JM

Modern GPU Hardware

The NVIDIA 3090 GPU, designed for high-end consumer desktop machines
Figure 1: The NVIDIA 3090 GPU, designed for high-end consumer desktop machines.

Modern GPUs are not limited to graphical applications, such as gaming and 3D rendering, but can also be very effective at accelerating scientific simulations. A modern user with access to a consumer level GPU now has access to a comparable level of compute as supercomputing clusters from the early 2000s (as measured by peak FLOPS1).

A GPU is a type of co-processor which connects to the CPU via the motherboard. This connection is usually through a PCIe bus2 and often requires a separate power connection to run. The GPU has its own on-board memory and contains many processor cores, typically on the order of 1000s.

Many modern high performance clusters now include many GPUs. Take the Sulis HPC based at the University of Warwick as an example. Sulis has 90 NVIDIA A100 Tensor Core GPUs, which can cost upwards of £20,000 each. Let’s take a closer look at the hardware specifications of one of these cards:

The NVIDIA A100 Tensor Core GPU, designed for high performance clusters
Figure 2: The NVIDIA A100 Tensor Core GPU, designed for high performance clusters running workloads such as machine learning and scientific simulations.
  • The A100 supports the PCIe Gen4 standard which is capable of a maximum of 64 GB/s memory bandwidth between the GPU and the CPU.
  • The A100 has 40 GB of HBM23.
  • The A100 has a theoretical maximum Single-Precision Performance of 19.5 TFLOPs4. Single-Precision (FP32) refers to 32 bit floating point numbers, with 8 bits to represent the exponent (the range) and 23 bits for the mantissa (the precision).
  • This card also supports using the Tensor Float (TF32) standard which uses the same number of bits as FP32 for the exponent, while only using 10 bits for the mantissa, like FP16. The TF32 precision allows for reaching a maximum of 156 TFLOPs of performance.

If we assume that each CPU thread is capable of performing a single floating point operation per clock cycle and runs at 4 GHz, and a CPU has 64 cores and 128 threads, we can estimate that this machine is roughly capable of 0.512 TFLOPs of performance. While this calculation is not completely accurate, it is clearly at least an order of magnitude slower than our GPU example.

In the figure below, we can see a rough depiction of the structure of the A100 chip. This contains many thousands of individual processors along with separate on-device memory. Processors are grouped into SMs (Simultaneous Multiprocessors), which are also grouped into blocks. There are multiple separate memory chips with their own memory controllers to facilitate both a high capacity of memory and a high bandwidth.

A hardware diagram of the A100 GPU
Figure 3: This shows a hardware diagram of the A100 GPU. One can immediately see there are many individual processors (shown in small green blocks), which are called CUDA cores or SPs. Additionally, one can see that the GPU has its own dedicated memory on-device, along with shared cache layers between the processors. Processors exist in a group called an SM - Simultaneous Multiprocessor.

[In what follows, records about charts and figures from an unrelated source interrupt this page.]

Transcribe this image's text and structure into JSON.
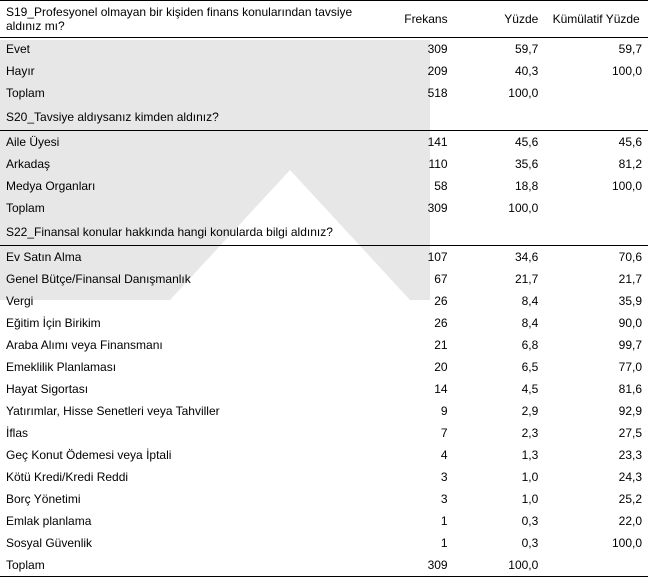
{
  "watermark_color": "#e7e7e7",
  "columns": {
    "freq": "Frekans",
    "pct": "Yüzde",
    "cum": "Kümülatif Yüzde"
  },
  "sections": [
    {
      "title": "S19_Profesyonel olmayan bir kişiden finans konularından tavsiye aldınız mı?",
      "rows": [
        {
          "label": "Evet",
          "freq": "309",
          "pct": "59,7",
          "cum": "59,7"
        },
        {
          "label": "Hayır",
          "freq": "209",
          "pct": "40,3",
          "cum": "100,0"
        },
        {
          "label": "Toplam",
          "freq": "518",
          "pct": "100,0",
          "cum": ""
        }
      ]
    },
    {
      "title": "S20_Tavsiye aldıysanız kimden aldınız?",
      "rows": [
        {
          "label": "Aile Üyesi",
          "freq": "141",
          "pct": "45,6",
          "cum": "45,6"
        },
        {
          "label": "Arkadaş",
          "freq": "110",
          "pct": "35,6",
          "cum": "81,2"
        },
        {
          "label": "Medya Organları",
          "freq": "58",
          "pct": "18,8",
          "cum": "100,0"
        },
        {
          "label": "Toplam",
          "freq": "309",
          "pct": "100,0",
          "cum": ""
        }
      ]
    },
    {
      "title": "S22_Finansal konular hakkında hangi konularda bilgi aldınız?",
      "rows": [
        {
          "label": "Ev Satın Alma",
          "freq": "107",
          "pct": "34,6",
          "cum": "70,6"
        },
        {
          "label": "Genel Bütçe/Finansal Danışmanlık",
          "freq": "67",
          "pct": "21,7",
          "cum": "21,7"
        },
        {
          "label": "Vergi",
          "freq": "26",
          "pct": "8,4",
          "cum": "35,9"
        },
        {
          "label": "Eğitim İçin Birikim",
          "freq": "26",
          "pct": "8,4",
          "cum": "90,0"
        },
        {
          "label": "Araba Alımı veya Finansmanı",
          "freq": "21",
          "pct": "6,8",
          "cum": "99,7"
        },
        {
          "label": "Emeklilik Planlaması",
          "freq": "20",
          "pct": "6,5",
          "cum": "77,0"
        },
        {
          "label": "Hayat Sigortası",
          "freq": "14",
          "pct": "4,5",
          "cum": "81,6"
        },
        {
          "label": "Yatırımlar, Hisse Senetleri veya Tahviller",
          "freq": "9",
          "pct": "2,9",
          "cum": "92,9"
        },
        {
          "label": "İflas",
          "freq": "7",
          "pct": "2,3",
          "cum": "27,5"
        },
        {
          "label": "Geç Konut Ödemesi veya İptali",
          "freq": "4",
          "pct": "1,3",
          "cum": "23,3"
        },
        {
          "label": "Kötü Kredi/Kredi Reddi",
          "freq": "3",
          "pct": "1,0",
          "cum": "24,3"
        },
        {
          "label": "Borç Yönetimi",
          "freq": "3",
          "pct": "1,0",
          "cum": "25,2"
        },
        {
          "label": "Emlak planlama",
          "freq": "1",
          "pct": "0,3",
          "cum": "22,0"
        },
        {
          "label": "Sosyal Güvenlik",
          "freq": "1",
          "pct": "0,3",
          "cum": "100,0"
        },
        {
          "label": "Toplam",
          "freq": "309",
          "pct": "100,0",
          "cum": ""
        }
      ]
    }
  ]
}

The diagram above can be zoomed in to show a single SM unit, as seen in the figure below. This SM contains its own lower level caches, independent of other SMs. Additionally, each unit has its own set of registers allowing them to execute independently. The processing units (in green), are optimised for high throughput arithmetic, and are not as capable as a generic CPU core. However, the purpose of these cores is to maximise throughput, not generality or latency.

A single SM showing multiple cores contained within
Figure 4: A single SM showing multiple cores contained within.

Footnotes


  1. Floating-Point Operations Per Second.
  2. A PCIe (Peripheral Component Interconnect Express) bus is a standard, high-speed, interface for connecting external hardware to a motherboard
  3. High Bandwidth Memory, a standard for high performance local memory. This memory is often much faster and higher bandwidth than the RAM typically used in a modern computer.
  4. Teraflops - 1012 10^{12} floating-point operations per second.